Die Gesellschaft hat erkannt, dass lebenslanges Lernen existenziell für den Fortbestand einer harmonischen und prosperierenden Gemeinschaft ist und stellt dafür umfassend die notwendigen Ressourcen zur Verfügung. Recht auf Fort- und Weiterbildung für alle ist ebenfalls ein Staatsziel.
Eine gesunde volkswirtschaftliche Entwicklung, wie es grundgesetzlich gefordert ist, braucht eine neue allgemeinverbindliche Ethik in der Arbeitswelt, nebst dafür ausgelegten gesetzlichen Bestimmungen im Arbeitsrecht. Der Kündigungsschutz muss in seiner jetzigen Form als Mindeststandard erhalten bleiben und soweit Möglich wieder ausgeweitet werden..
Das bedeutet mehr Redlichkeit und Anerkennung für alle beruflichen Leistungen. Dies bezieht sich sowohl auf die unmittelbare Bezahlung, das Zurückdrängen der überbrodelnden Leiharbeit, der Aufbau einer würdevollen und gerechten Ruhestandfinanzierung. Arbeitgeber müssen ihrer sozialen Verantwortung für die Mitarbeiter wieder gewahr werden. Insbesondere fordern wir die echte und flächendeckende Umsetzung des „equal pay“ Abkommens gemäß Arbeitnehmer Überlassungs Gesetz.

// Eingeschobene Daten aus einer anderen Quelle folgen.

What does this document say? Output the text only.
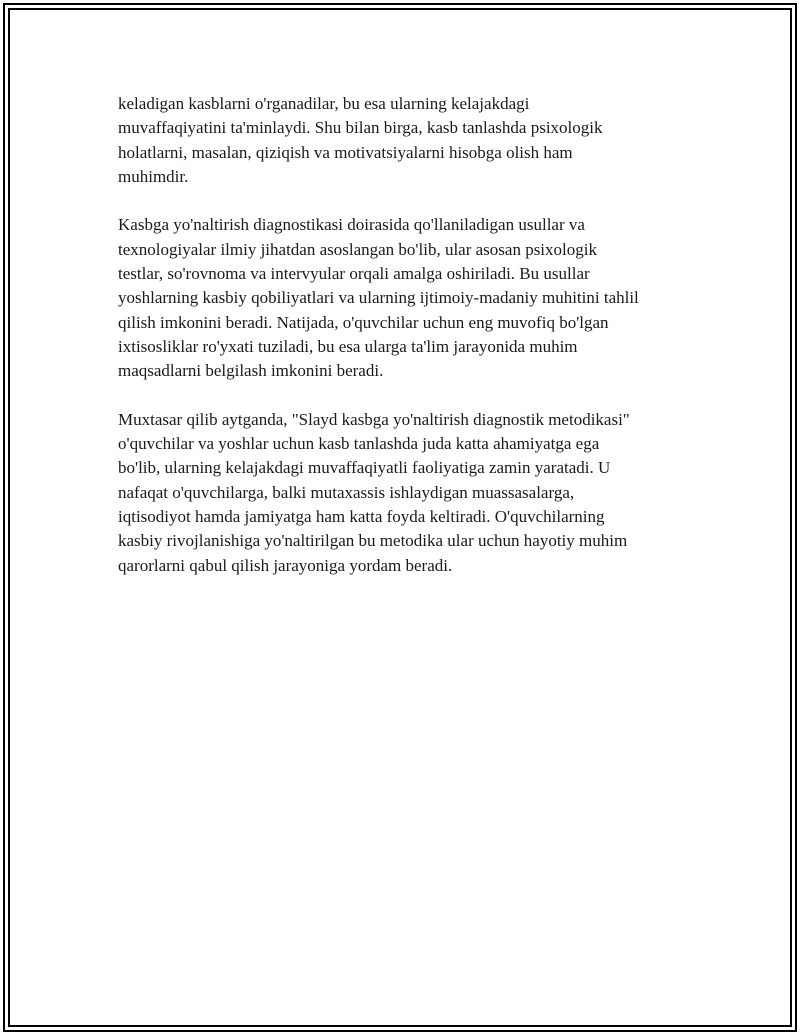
keladigan kasblarni o'rganadilar, bu esa ularning kelajakdagi
muvaffaqiyatini ta'minlaydi. Shu bilan birga, kasb tanlashda psixologik
holatlarni, masalan, qiziqish va motivatsiyalarni hisobga olish ham
muhimdir.

Kasbga yo'naltirish diagnostikasi doirasida qo'llaniladigan usullar va
texnologiyalar ilmiy jihatdan asoslangan bo'lib, ular asosan psixologik
testlar, so'rovnoma va intervyular orqali amalga oshiriladi. Bu usullar
yoshlarning kasbiy qobiliyatlari va ularning ijtimoiy-madaniy muhitini tahlil
qilish imkonini beradi. Natijada, o'quvchilar uchun eng muvofiq bo'lgan
ixtisosliklar ro'yxati tuziladi, bu esa ularga ta'lim jarayonida muhim
maqsadlarni belgilash imkonini beradi.

Muxtasar qilib aytganda, "Slayd kasbga yo'naltirish diagnostik metodikasi"
o'quvchilar va yoshlar uchun kasb tanlashda juda katta ahamiyatga ega
bo'lib, ularning kelajakdagi muvaffaqiyatli faoliyatiga zamin yaratadi. U
nafaqat o'quvchilarga, balki mutaxassis ishlaydigan muassasalarga,
iqtisodiyot hamda jamiyatga ham katta foyda keltiradi. O'quvchilarning
kasbiy rivojlanishiga yo'naltirilgan bu metodika ular uchun hayotiy muhim
qarorlarni qabul qilish jarayoniga yordam beradi.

Zu diesem Zweck kann auch ein Mindestlohn für Arbeitnehmer Überlasser vorübergehend vereinbart werden.
Auf allen gesellschaftlichen Ebenen fordern wir ein Klima der Solidarität für die Bedürfnisse aller Menschen. Insbesondere sollte die Gier einiger als unsozial deutlich gebrandmarkt werden. Insgesamt bedarf es einer grundlegenden Neuordnung unserer Einstellung gegenüber unserem Staat und der Gemeinschaft. Adäquate Honorierung
Das Unternehmertum und selbständige berufliche Tätigkeit werden gestützt und gefördert. Eigentum verpflichtet zum sozialen Handeln und zum Wohle der Allgemeinheit.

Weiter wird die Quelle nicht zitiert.